Damit bei dem explosiven Experiment keine Unbeteiligten zu Schaden kommen, wählte das LKA-Team bewusst einen Steinbruch. Hier hatten sie ausreichend Platz sowie Ruhe für die Sprengungen und konnten so relevante Daten sammeln. „Unterstützt wurden unsere Entschärfungskräfte durch ein Expertenteam des Bundeskriminalamtes. Dieses filmte die Testsprengungen mit einer Highspeed-Kamera und lieferte so eindrückliche Details und Erkenntnisse, die helfen werden, die Sicherheitstechnik weiter zu optimieren“, führt David Fritsch die Szenerie im Steinbruch weiter aus.
Sicherheit für Banken
Die im Steinbruch gesammelten Daten sind aber nicht nur für strafrechtliche Verfahren entscheidend, auch Banken und Sparkassen profitieren von den Risiko- und Gefährdungsanalysen für die Geldautomaten.
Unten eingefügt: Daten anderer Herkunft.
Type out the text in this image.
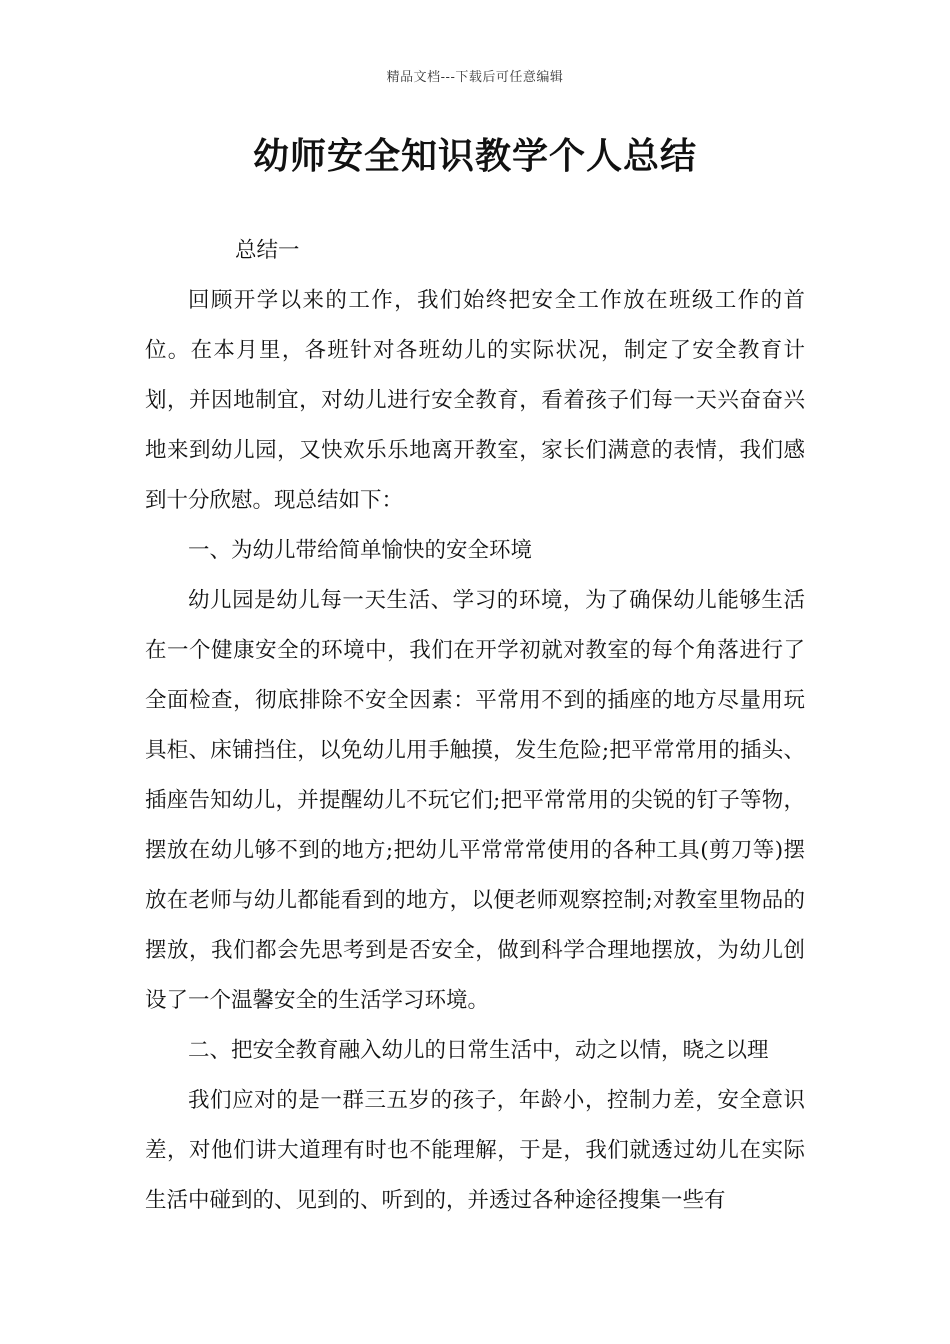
精品文档---下载后可任意编辑
幼师安全知识教学个人总结

总结一

回顾开学以来的工作，我们始终把安全工作放在班级工作的首位。在本月里，各班针对各班幼儿的实际状况，制定了安全教育计划，并因地制宜，对幼儿进行安全教育，看着孩子们每一天兴奋奋兴地来到幼儿园，又快欢乐乐地离开教室，家长们满意的表情，我们感到十分欣慰。现总结如下：

一、为幼儿带给简单愉快的安全环境

幼儿园是幼儿每一天生活、学习的环境，为了确保幼儿能够生活在一个健康安全的环境中，我们在开学初就对教室的每个角落进行了全面检查，彻底排除不安全因素：平常用不到的插座的地方尽量用玩具柜、床铺挡住，以免幼儿用手触摸，发生危险;把平常常用的插头、插座告知幼儿，并提醒幼儿不玩它们;把平常常用的尖锐的钉子等物，摆放在幼儿够不到的地方;把幼儿平常常常使用的各种工具(剪刀等)摆放在老师与幼儿都能看到的地方，以便老师观察控制;对教室里物品的摆放，我们都会先思考到是否安全，做到科学合理地摆放，为幼儿创设了一个温馨安全的生活学习环境。

二、把安全教育融入幼儿的日常生活中，动之以情，晓之以理

我们应对的是一群三五岁的孩子，年龄小，控制力差，安全意识差，对他们讲大道理有时也不能理解，于是，我们就透过幼儿在实际生活中碰到的、见到的、听到的，并透过各种途径搜集一些有
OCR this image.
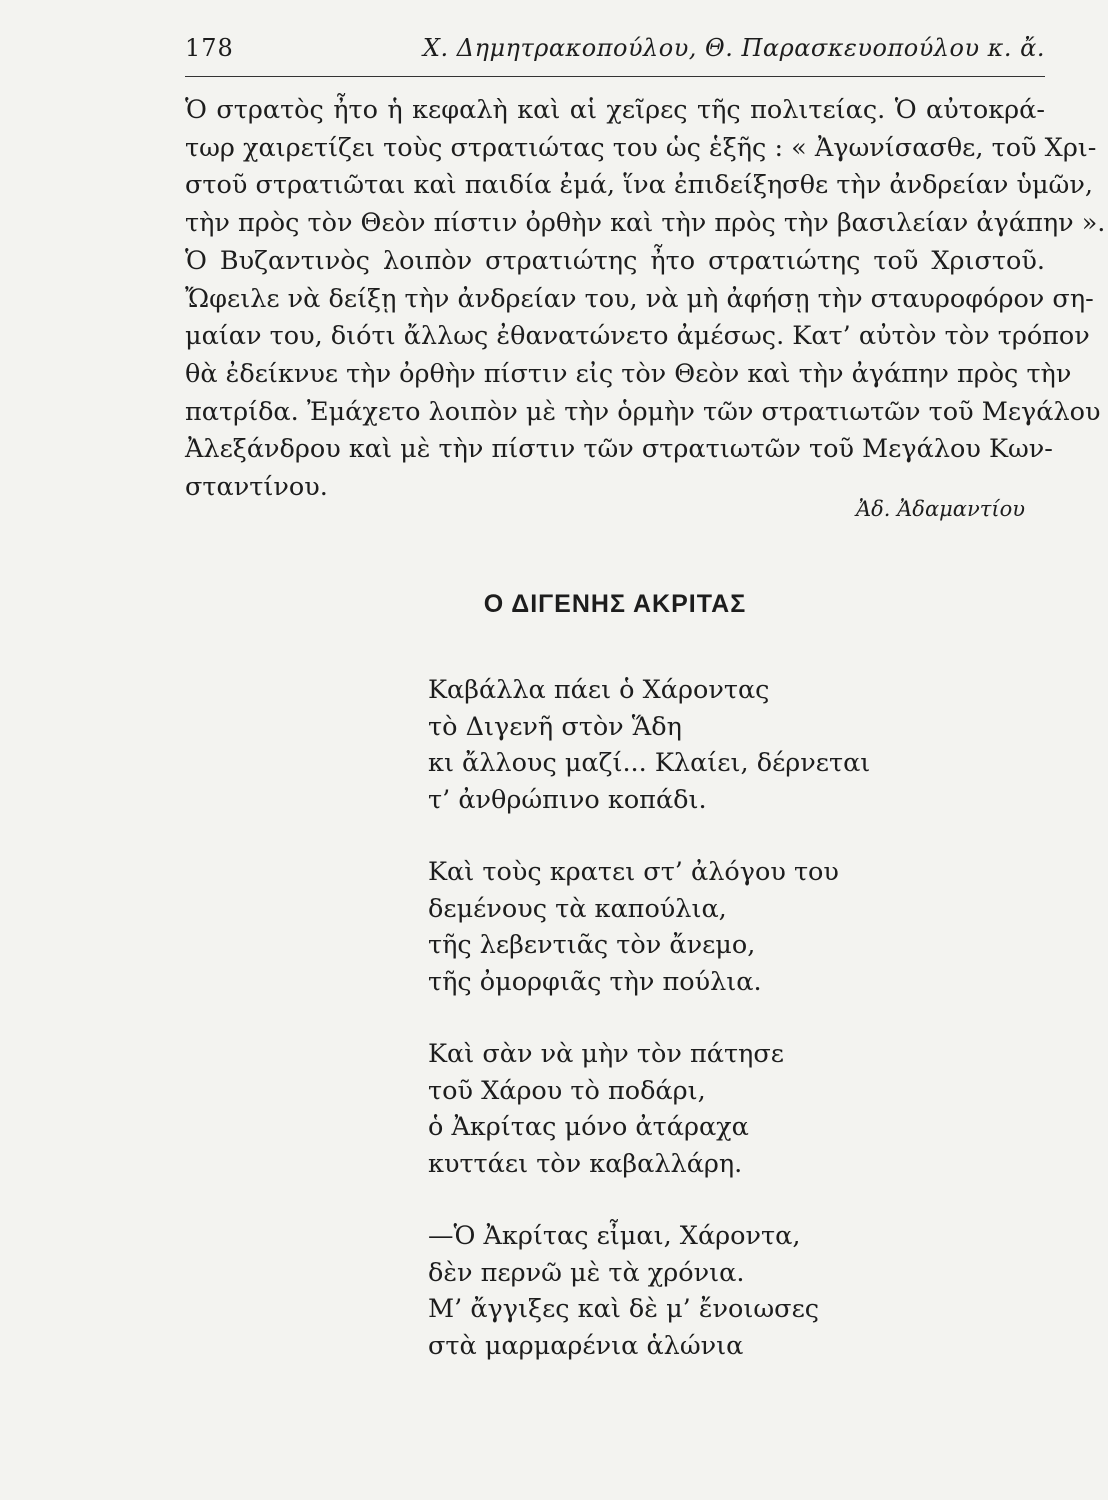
178	Χ. Δημητρακοπούλου, Θ. Παρασκευοπούλου κ. ἄ.
Ὁ στρατὸς ἦτο ἡ κεφαλὴ καὶ αἱ χεῖρες τῆς πολιτείας. Ὁ αὐτοκρά-
τωρ χαιρετίζει τοὺς στρατιώτας του ὡς ἑξῆς : « Ἀγωνίσασθε, τοῦ Χρι-
στοῦ στρατιῶται καὶ παιδία ἐμά, ἵνα ἐπιδείξησθε τὴν ἀνδρείαν ὑμῶν,
τὴν πρὸς τὸν Θεὸν πίστιν ὀρθὴν καὶ τὴν πρὸς τὴν βασιλείαν ἀγάπην ».
Ὁ Βυζαντινὸς λοιπὸν στρατιώτης ἦτο στρατιώτης τοῦ Χριστοῦ.
Ὤφειλε νὰ δείξῃ τὴν ἀνδρείαν του, νὰ μὴ ἀφήσῃ τὴν σταυροφόρον ση-
μαίαν του, διότι ἄλλως ἐθανατώνετο ἀμέσως. Κατ’ αὐτὸν τὸν τρόπον
θὰ ἐδείκνυε τὴν ὀρθὴν πίστιν εἰς τὸν Θεὸν καὶ τὴν ἀγάπην πρὸς τὴν
πατρίδα. Ἐμάχετο λοιπὸν μὲ τὴν ὁρμὴν τῶν στρατιωτῶν τοῦ Μεγάλου
Ἀλεξάνδρου καὶ μὲ τὴν πίστιν τῶν στρατιωτῶν τοῦ Μεγάλου Κων-
σταντίνου.
Ἀδ. Ἀδαμαντίου
Ο ΔΙΓΕΝΗΣ ΑΚΡΙΤΑΣ
Καβάλλα πάει ὁ Χάροντας
τὸ Διγενῆ στὸν Ἅδη
κι ἄλλους μαζί... Κλαίει, δέρνεται
τ’ ἀνθρώπινο κοπάδι.
Καὶ τοὺς κρατει στ’ ἀλόγου του
δεμένους τὰ καπούλια,
τῆς λεβεντιᾶς τὸν ἄνεμο,
τῆς ὀμορφιᾶς τὴν πούλια.
Καὶ σὰν νὰ μὴν τὸν πάτησε
τοῦ Χάρου τὸ ποδάρι,
ὁ Ἀκρίτας μόνο ἀτάραχα
κυττάει τὸν καβαλλάρη.
—Ὁ Ἀκρίτας εἶμαι, Χάροντα,
δὲν περνῶ μὲ τὰ χρόνια.
Μ’ ἄγγιξες καὶ δὲ μ’ ἔνοιωσες
στὰ μαρμαρένια ἁλώνια
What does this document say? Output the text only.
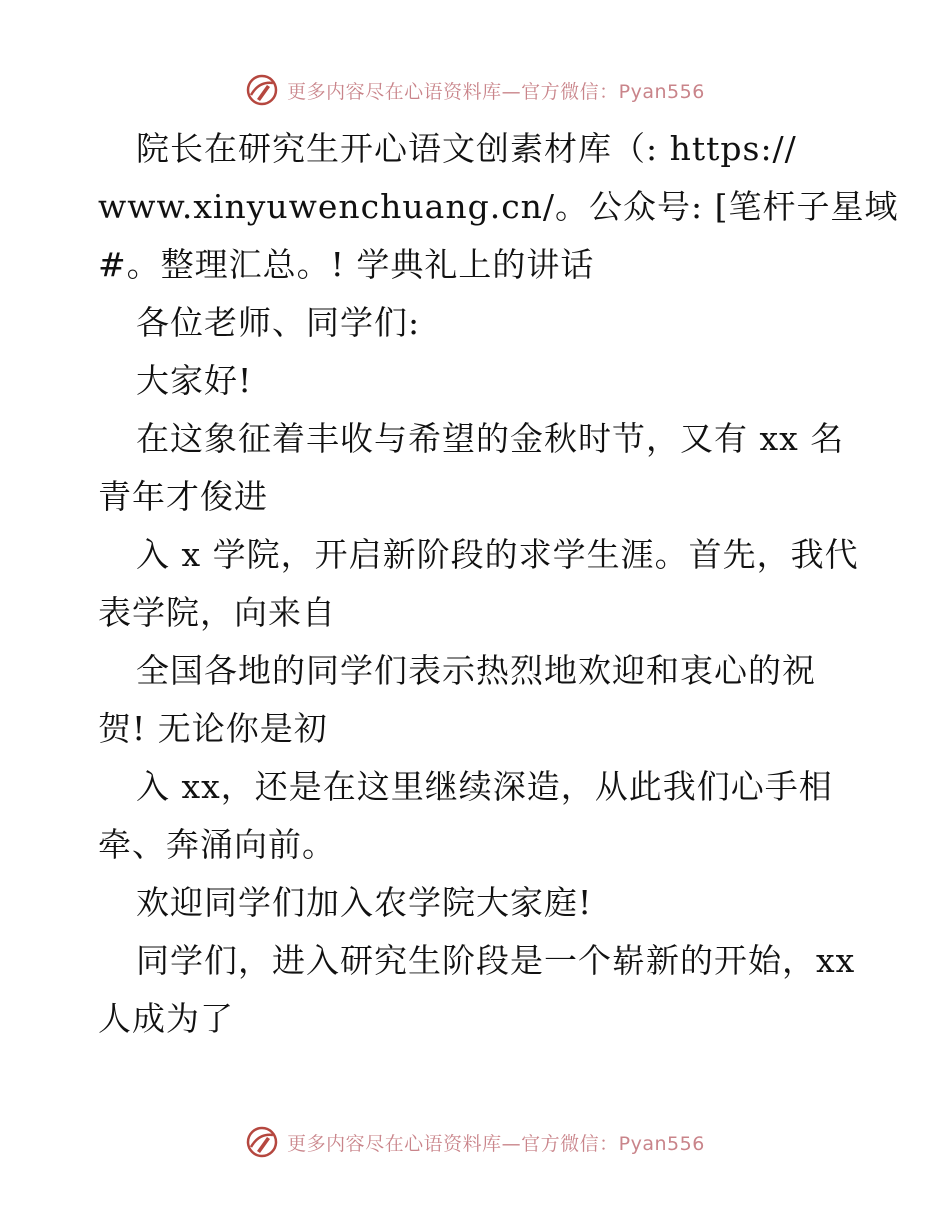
更多内容尽在心语资料库—官方微信：Pyan556
院长在研究生开心语文创素材库（: https://
www.xinyuwenchuang.cn/。公众号: [笔杆子星域
#。整理汇总。! 学典礼上的讲话
各位老师、同学们:
大家好!
在这象征着丰收与希望的金秋时节，又有 xx 名
青年才俊进
入 x 学院，开启新阶段的求学生涯。首先，我代
表学院，向来自
全国各地的同学们表示热烈地欢迎和衷心的祝
贺! 无论你是初
入 xx，还是在这里继续深造，从此我们心手相
牵、奔涌向前。
欢迎同学们加入农学院大家庭!
同学们，进入研究生阶段是一个崭新的开始，xx
人成为了
更多内容尽在心语资料库—官方微信：Pyan556
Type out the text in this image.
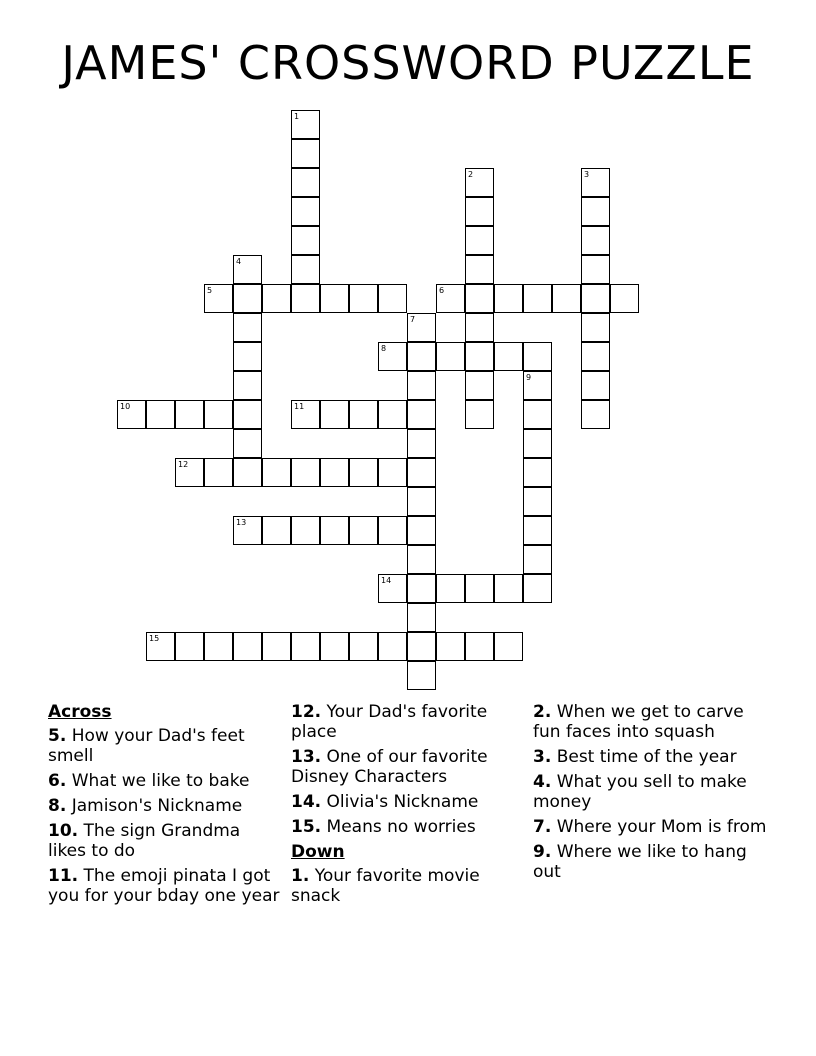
JAMES' CROSSWORD PUZZLE
1
2	3
4
5	6
7
8
9
10	11
12
13
14
15
Across
5. How your Dad's feet smell
6. What we like to bake
8. Jamison's Nickname
10. The sign Grandma likes to do
11. The emoji pinata I got you for your bday one year
12. Your Dad's favorite place
13. One of our favorite Disney Characters
14. Olivia's Nickname
15. Means no worries
Down
1. Your favorite movie snack
2. When we get to carve fun faces into squash
3. Best time of the year
4. What you sell to make money
7. Where your Mom is from
9. Where we like to hang out
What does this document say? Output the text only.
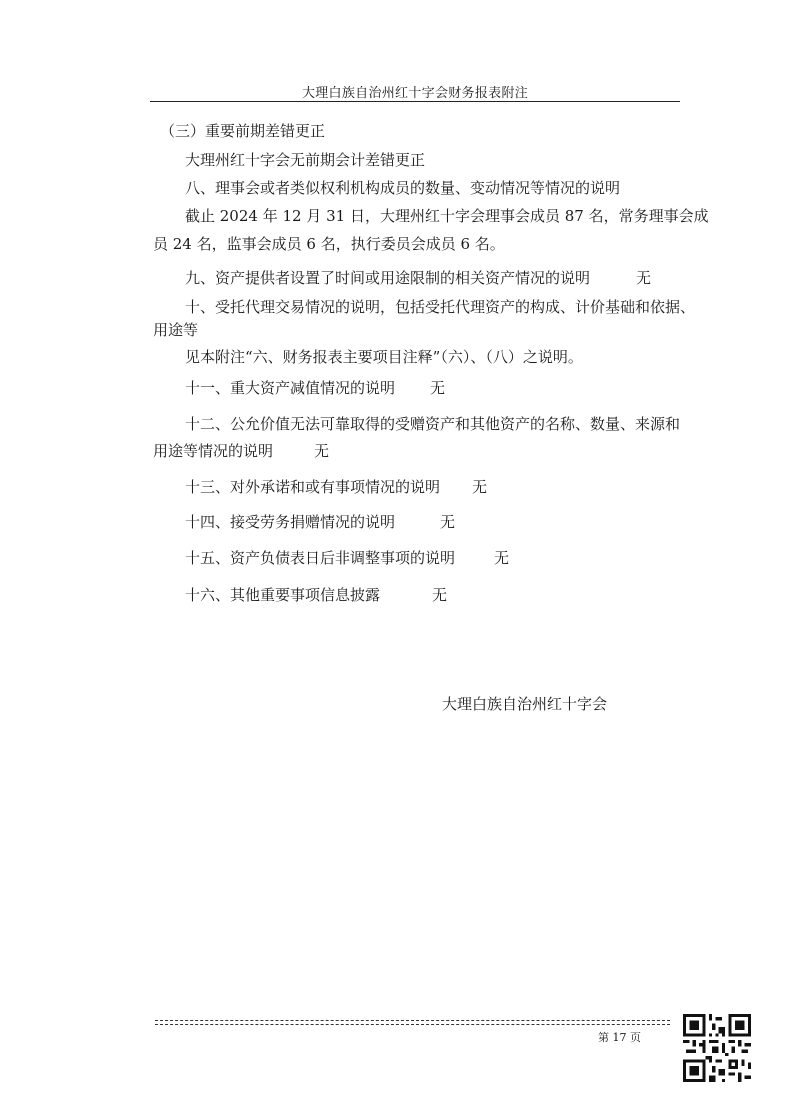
大理白族自治州红十字会财务报表附注
（三）重要前期差错更正
大理州红十字会无前期会计差错更正
八、理事会或者类似权利机构成员的数量、变动情况等情况的说明
截止 2024 年 12 月 31 日，大理州红十字会理事会成员 87 名，常务理事会成
员 24 名，监事会成员 6 名，执行委员会成员 6 名。
九、资产提供者设置了时间或用途限制的相关资产情况的说明	无
十、受托代理交易情况的说明，包括受托代理资产的构成、计价基础和依据、
用途等
见本附注“六、财务报表主要项目注释”（六）、（八）之说明。
十一、重大资产减值情况的说明 无
十二、公允价值无法可靠取得的受赠资产和其他资产的名称、数量、来源和
用途等情况的说明	无
十三、对外承诺和或有事项情况的说明 无
十四、接受劳务捐赠情况的说明	无
十五、资产负债表日后非调整事项的说明	无
十六、其他重要事项信息披露	无
大理白族自治州红十字会
第 17 页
Die Testsprengungen sollen vor allem der Prävention dienen. „Durch Testsprengungen gelingt es uns insgesamt, bestehende Präventionskonzepte noch passgenauer auf die speziellen Erfordernisse dieses Phänomens und die Sicherheitsbedürfnisse der Banken und Sparkassen auszurichten", betont Fritsch.
Die Banken müssen zunehmend mit dem Phänomen Geldautomatensprengung kämpfen. Allein in Baden-Württemberg gab es im Jahr 2023 42 Fälle und 19 Versuche. Die Täter erbeuteten nach vorläufigen Zahlen über 1,9 Mio. €. In den Jahren davor wurde ähnlich viel Geld auf diese Weise gestohlen.